I read a paper by a scholar who wrote:

"General opinion among Muslim historians of Law and Western scholars has been that the right to use an independent judgment on the sources of dogma was cut off in Sunni Islam sometime in the tenth century, or perhaps one or two hundred years later. This is covered in the term, "the closing of the door of Ijtihad".

Then:

"The reopening of Ijtihad has clearly been a standard point on the agenda of anyone wishing for a reform of Islamic thought in our age, although some of the more consequent modernizers have rejected Ijtihad as being to restrictive for a complete renewal of Islamic thinking required for the modern period."

But there is a strong disagreement among the Moroccan people regarding that question. So-called "Islamist" political parties call for Ijtihad because they too wish to reform Islam. They just don't want the Makhzen, the authorities, to do it. They reject the official, Maliki school of Islam in the kingdom. They claim it is an emanation of the Makhzen, and that it is corrupt.

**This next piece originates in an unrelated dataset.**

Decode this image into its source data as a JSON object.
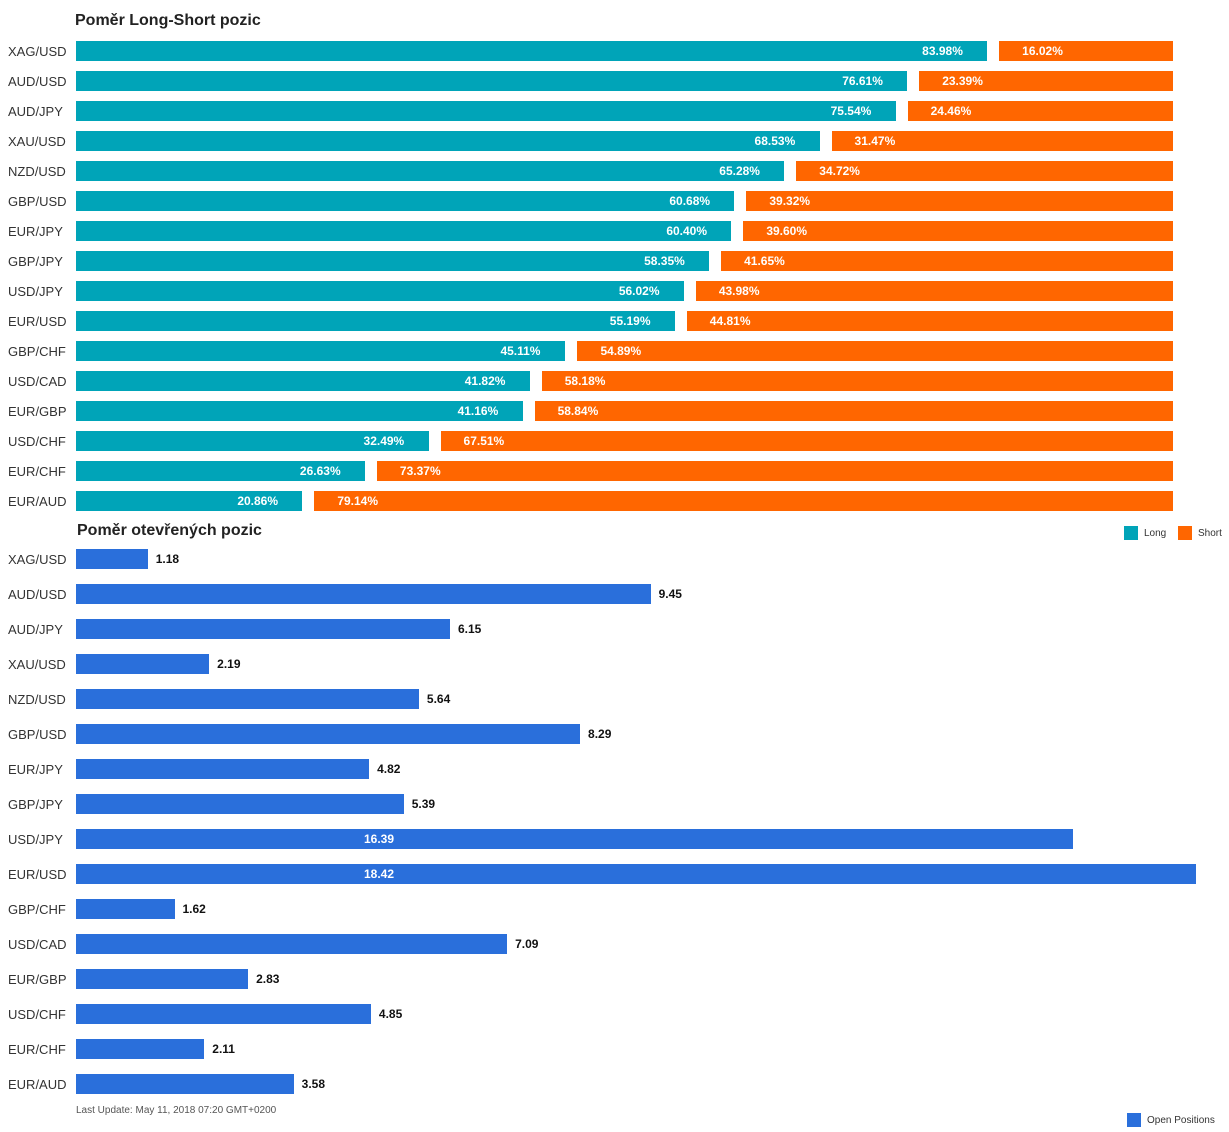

In his speech, the King indeed invokes Ijtihad to justify some of the amendments to the new Mudawana. He was very careful and used all the religious arsenal available to him.

Thus, the resistance among men against the reform of the Mudawana is not only a consequence of the anxiety to see women "take over", but also a consequence of their anxiety as Moslems. One youth voiced his concern very clearly: the world wants to stop us from being Moslems. He suggested that the King's speech was imposed from outside, read the West. If the King permits himself to modify Islam, reasons that young man, then who knows where he will stop (especially if he has sold his soul to the West, read Satan). How unfair to the real heroes of the struggle for the reform on the Mudawana. NGOs like "le Collectif du Printemps de l'Egalité" and the advent of an active civil society.

How paradoxical: the monarchy, an authoritarian institution in essence, imposing views which are in advance on social reality. What remains to be seen is how the application of the new reform will occur in day to day life. And what degree of resistance it will face.